El m'agrada normalitzador.



Sin un cierto control de la privacidad no hay sociedad posible. Este control se ha dado siempre. En las sociedades tradicionales el individuo estaba tan sometido al control del grupo y su asfixiante red de costumbres y ritos que prácticamente no existía; nadie tenía «vida privada». De hecho, la distinción público/privado es más bien moderna. Surge en la Europa reformista como una nueva forma de concebir el cristianismo: la de la relación íntima, privada, con Dios. Con esto no solo se evitaban guerras de religión entre estados, sino también, y paradójicamente, un control social más intenso: el Dios que todo lo ve y juzga se trocaba en la voz de la conciencia individual.
El problema surge cuando la sociedad moderna se va secularizando y el Estado ha de sustituir a Dios en el papel de Gran Hermano, materializando los atributos de la omnipotencia y la omnisciencia en los cuerpos de la policía y la burocracia. Ahora bien, esta vigilancia y administración de la vida de los individuos por parte del poder no es aún suficiente. Es un control meramente externo, y para que se parezca al control que ejerce la religión ha de ser también interno (el autocontrol del creyente) e incumbir a los pensamientos. Es aquí que entran en escena internet, las redes sociales y el Big Data, la nueva versión del «Ojo que todo lo ve».

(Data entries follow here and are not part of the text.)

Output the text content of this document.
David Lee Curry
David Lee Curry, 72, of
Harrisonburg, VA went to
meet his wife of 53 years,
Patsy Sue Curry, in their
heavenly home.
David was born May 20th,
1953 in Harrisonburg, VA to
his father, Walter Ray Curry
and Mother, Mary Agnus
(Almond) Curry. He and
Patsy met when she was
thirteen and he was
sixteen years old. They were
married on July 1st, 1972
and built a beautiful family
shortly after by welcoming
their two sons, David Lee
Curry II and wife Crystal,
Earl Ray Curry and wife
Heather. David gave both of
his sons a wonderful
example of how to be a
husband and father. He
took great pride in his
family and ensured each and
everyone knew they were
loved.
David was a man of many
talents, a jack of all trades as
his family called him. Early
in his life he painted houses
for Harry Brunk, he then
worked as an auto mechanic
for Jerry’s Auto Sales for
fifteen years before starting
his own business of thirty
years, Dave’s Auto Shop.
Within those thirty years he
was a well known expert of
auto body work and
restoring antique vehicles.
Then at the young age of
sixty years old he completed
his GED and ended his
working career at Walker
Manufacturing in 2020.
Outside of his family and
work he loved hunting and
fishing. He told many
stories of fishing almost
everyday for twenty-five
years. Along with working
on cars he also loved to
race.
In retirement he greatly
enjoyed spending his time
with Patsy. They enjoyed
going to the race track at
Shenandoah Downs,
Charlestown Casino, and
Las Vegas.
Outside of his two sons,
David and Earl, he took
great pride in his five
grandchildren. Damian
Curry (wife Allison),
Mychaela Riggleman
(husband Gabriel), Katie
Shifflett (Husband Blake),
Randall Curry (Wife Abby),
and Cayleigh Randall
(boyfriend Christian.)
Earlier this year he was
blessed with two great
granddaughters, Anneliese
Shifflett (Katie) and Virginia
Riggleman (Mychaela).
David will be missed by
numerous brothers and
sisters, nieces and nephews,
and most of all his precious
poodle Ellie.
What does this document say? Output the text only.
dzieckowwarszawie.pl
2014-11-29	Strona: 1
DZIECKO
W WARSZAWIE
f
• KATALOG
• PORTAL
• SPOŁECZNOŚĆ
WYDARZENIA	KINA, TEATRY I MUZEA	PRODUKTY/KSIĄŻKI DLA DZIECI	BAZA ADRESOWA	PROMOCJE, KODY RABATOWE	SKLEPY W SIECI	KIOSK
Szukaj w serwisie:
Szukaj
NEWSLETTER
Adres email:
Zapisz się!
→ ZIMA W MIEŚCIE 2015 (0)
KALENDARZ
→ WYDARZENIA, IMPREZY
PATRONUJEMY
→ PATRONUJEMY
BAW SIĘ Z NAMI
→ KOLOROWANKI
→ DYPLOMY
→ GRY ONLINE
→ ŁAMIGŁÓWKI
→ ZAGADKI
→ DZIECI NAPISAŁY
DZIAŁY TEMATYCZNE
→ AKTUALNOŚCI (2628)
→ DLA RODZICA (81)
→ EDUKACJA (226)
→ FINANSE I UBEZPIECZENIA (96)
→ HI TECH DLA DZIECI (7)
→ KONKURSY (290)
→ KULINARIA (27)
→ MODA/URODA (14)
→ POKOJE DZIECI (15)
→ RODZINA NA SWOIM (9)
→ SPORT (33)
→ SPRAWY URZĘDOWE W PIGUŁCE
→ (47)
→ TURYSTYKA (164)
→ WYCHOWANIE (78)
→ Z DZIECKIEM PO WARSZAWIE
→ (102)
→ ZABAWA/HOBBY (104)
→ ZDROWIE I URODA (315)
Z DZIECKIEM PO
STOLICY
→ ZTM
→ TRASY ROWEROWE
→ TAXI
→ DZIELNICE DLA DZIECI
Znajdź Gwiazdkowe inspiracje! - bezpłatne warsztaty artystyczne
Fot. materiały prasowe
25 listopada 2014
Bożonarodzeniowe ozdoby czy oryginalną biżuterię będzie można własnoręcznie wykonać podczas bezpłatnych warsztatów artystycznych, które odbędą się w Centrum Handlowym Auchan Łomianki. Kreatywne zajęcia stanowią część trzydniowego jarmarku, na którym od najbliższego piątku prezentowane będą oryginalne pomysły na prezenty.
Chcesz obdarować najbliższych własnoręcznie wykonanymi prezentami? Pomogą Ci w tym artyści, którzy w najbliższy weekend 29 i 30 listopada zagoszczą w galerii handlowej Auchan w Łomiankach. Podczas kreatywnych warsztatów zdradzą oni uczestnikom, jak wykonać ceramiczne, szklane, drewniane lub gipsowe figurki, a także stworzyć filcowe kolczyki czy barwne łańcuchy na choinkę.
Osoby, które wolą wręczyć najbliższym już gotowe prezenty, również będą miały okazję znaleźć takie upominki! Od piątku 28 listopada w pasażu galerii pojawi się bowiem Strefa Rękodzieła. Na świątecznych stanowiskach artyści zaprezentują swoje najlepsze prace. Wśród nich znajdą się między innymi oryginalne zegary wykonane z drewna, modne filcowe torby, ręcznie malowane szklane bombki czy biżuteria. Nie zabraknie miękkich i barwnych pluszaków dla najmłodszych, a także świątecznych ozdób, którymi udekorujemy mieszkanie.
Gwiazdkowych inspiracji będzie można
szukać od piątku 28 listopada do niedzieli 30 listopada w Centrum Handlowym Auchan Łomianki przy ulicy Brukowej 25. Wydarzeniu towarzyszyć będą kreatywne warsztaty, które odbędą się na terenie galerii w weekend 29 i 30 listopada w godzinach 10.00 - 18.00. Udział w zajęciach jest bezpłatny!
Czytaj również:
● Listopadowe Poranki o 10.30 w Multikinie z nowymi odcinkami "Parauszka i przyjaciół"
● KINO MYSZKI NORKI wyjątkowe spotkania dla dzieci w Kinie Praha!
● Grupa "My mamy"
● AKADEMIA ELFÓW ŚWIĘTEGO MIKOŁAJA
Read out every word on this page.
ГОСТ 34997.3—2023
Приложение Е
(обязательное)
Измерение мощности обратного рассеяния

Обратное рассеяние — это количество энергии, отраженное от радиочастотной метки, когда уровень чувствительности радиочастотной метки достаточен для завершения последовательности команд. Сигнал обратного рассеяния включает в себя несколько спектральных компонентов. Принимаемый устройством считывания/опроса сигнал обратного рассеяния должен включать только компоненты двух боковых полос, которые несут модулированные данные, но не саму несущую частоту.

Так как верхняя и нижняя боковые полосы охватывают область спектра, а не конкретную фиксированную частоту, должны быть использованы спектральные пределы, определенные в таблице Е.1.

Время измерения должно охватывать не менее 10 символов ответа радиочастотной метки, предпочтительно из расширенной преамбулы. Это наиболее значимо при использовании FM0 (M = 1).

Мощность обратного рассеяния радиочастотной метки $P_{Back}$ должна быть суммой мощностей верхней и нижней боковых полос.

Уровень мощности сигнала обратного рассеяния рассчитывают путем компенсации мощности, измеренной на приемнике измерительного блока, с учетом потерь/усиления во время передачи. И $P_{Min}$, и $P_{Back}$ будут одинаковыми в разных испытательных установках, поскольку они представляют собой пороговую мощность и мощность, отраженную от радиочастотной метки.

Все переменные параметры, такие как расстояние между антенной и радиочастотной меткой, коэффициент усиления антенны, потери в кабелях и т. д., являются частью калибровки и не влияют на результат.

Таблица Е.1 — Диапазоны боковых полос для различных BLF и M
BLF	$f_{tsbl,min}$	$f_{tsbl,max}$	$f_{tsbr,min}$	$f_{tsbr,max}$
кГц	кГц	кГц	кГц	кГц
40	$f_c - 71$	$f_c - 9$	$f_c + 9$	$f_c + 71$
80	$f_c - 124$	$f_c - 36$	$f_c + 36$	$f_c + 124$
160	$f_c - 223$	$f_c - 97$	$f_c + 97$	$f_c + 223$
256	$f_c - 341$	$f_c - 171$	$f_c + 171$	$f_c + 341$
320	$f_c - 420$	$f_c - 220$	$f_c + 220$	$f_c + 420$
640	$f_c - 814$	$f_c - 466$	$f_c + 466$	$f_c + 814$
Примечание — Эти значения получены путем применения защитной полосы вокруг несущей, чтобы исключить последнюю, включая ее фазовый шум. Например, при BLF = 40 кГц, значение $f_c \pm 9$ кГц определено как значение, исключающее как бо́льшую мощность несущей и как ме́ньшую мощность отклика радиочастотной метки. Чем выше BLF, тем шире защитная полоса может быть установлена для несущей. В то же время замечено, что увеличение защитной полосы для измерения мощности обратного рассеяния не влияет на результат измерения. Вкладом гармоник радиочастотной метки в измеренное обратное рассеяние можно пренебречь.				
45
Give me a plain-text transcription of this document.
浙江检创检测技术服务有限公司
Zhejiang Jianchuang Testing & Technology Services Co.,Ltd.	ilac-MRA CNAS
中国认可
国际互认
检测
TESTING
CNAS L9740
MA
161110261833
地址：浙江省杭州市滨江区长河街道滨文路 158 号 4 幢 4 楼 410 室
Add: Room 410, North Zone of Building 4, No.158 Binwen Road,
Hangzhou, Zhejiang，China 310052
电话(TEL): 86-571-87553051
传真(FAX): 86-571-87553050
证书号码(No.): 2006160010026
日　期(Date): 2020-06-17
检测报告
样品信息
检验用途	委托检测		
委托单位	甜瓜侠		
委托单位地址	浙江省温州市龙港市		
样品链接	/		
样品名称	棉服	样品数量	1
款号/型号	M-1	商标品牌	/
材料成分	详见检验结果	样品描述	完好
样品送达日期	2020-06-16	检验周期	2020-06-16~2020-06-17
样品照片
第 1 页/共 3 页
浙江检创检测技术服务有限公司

En la sociedad del «panóptico digital», los individuos nos desnudamos voluntaria y alegremente ante el ojo del poder, e introducimos cada día en la máquina todo los datos que necesitan el Estado y el Mercado. Y lo que es más curioso: colaboramos, con no menos entusiasmo, en la vigilancia y control del poder. Como dice de manera muy gráfica el filósofo Byung-Chul Han, el smartphone que llevamos a todas horas encima funciona como el rosario o confesionario móvil con que nos examinamos constantemente a nosotros mismos y a los demás. Todos vigilamos a todos en esta iglesia global que son las redes sociales (Facebook es un ejemplo muy claro). El «me gusta» normalizador de conductas es el «amen» de la nueva religión digital que nos anima a comunicarlo y consumirlo todo. Así, nos damos con absoluta confianza a redes que sabemos que registran desde las opiniones políticas a las fantasías sexuales. Intuímos que salir de ellas supone la peor de las condenas por herejía o «idiotismo»: la irrelevancia social. Y, así, el control y comercio de nuestra intimidad tiende a ser total. Pero no por falta de legislación. Sino porque cuenta con nuestra absoluta y entusiasta conformidad. No se puede ser más felizmente sumiso.